Merrick came close to a career breakthrough last year with his second-place finish at the FedEx St. Jude Classic.

"I've had a couple of close calls," he said, "and dwelling on it and thinking about it, I think it's even harder. I think winning just happens when you're kind of in your process and playing well and doing the best you can on each shot."

Merrick was consistent Friday, shooting sides of 33 on his way to his 66.

The former UCLA Bruin starred on "USC Day" at Riviera.
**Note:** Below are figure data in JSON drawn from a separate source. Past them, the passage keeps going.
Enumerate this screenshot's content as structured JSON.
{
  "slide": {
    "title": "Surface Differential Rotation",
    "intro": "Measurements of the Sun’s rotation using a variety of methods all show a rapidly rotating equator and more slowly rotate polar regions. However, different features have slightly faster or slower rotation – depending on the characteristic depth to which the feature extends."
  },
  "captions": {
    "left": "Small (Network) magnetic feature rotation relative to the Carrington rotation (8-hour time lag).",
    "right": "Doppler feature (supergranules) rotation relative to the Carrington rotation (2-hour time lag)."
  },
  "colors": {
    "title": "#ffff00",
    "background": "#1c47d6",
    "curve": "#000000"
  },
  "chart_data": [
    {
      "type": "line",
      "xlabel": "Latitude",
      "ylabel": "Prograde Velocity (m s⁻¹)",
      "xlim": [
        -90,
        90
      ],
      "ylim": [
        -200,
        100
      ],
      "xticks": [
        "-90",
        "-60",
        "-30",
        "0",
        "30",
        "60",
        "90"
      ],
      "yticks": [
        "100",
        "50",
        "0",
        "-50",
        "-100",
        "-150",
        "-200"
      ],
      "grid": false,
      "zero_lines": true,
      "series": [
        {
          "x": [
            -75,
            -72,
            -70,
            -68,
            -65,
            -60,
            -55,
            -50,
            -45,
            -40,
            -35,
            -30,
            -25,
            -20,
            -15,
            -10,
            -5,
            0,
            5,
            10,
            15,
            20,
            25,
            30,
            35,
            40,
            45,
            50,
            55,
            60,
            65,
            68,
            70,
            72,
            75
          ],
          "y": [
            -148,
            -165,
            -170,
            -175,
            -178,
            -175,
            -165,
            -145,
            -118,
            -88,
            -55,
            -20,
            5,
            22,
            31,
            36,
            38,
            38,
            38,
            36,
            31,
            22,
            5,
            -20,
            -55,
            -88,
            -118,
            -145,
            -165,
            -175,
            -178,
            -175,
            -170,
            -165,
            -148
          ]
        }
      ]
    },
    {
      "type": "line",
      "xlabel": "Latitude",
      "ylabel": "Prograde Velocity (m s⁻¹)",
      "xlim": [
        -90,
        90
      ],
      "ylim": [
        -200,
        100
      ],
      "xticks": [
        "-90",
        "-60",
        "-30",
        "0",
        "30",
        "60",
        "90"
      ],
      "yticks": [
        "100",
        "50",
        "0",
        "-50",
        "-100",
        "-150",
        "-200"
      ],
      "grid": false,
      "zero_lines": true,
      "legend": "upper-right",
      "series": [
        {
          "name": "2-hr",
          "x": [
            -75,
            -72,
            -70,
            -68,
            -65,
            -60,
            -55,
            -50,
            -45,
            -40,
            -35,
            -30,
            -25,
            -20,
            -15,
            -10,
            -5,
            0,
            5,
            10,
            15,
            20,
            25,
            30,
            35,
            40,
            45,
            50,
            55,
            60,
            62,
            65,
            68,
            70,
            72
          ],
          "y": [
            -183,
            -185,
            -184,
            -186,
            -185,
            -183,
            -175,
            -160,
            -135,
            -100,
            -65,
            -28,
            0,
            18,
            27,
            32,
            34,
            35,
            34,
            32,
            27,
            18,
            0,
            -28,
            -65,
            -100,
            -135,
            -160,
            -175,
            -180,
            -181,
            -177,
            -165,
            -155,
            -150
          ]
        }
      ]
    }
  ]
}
Saturday is "UCLA Day", so expect a big crosstown counteroffensive from former Trojan Kevin Stadler (he made the cut at one over).

Merrick knows how to play Riviera and, just as important, how not to play it.

"This is a course you can't fake it around," he said. "You need to think around here and you can't just pull out driver on every hole or shoot at every flag."

Merrick used to always hit driver on the 315-yard 10th hole until "the hole just killed me over the years."

Merrick now lays up at No. 10 and so far has played it birdie-par.

The leaderboard gets more famous as you move down.

Luke Donald, ranked third in the world, is two shots back at seven under after his round of 66.

Former major winners Charl Schwartzel (Masters) and Webb Simpson (U.S. Open) are at six-under 136 and three shots off the lead.

Matt Kuchar, the first-day leader with his 64, followed with two-over 73 on Friday to fall back to five under.

It makes sense Donald would fare well on a shot-maker's course. He rose to No.1 despite not being one of the game's longer hitters.

Current tour star Brandt Snedeker has used Donald as a medium-hitter model on his recent rise as the world's hottest golfer.

"Obviously, I think people took notice, and looked into why, how I did it, and what were kind of my secrets of getting there," Donald said.

Getting there for Donald this weekend would mean holding a trophy on Sunday. And that's no secret.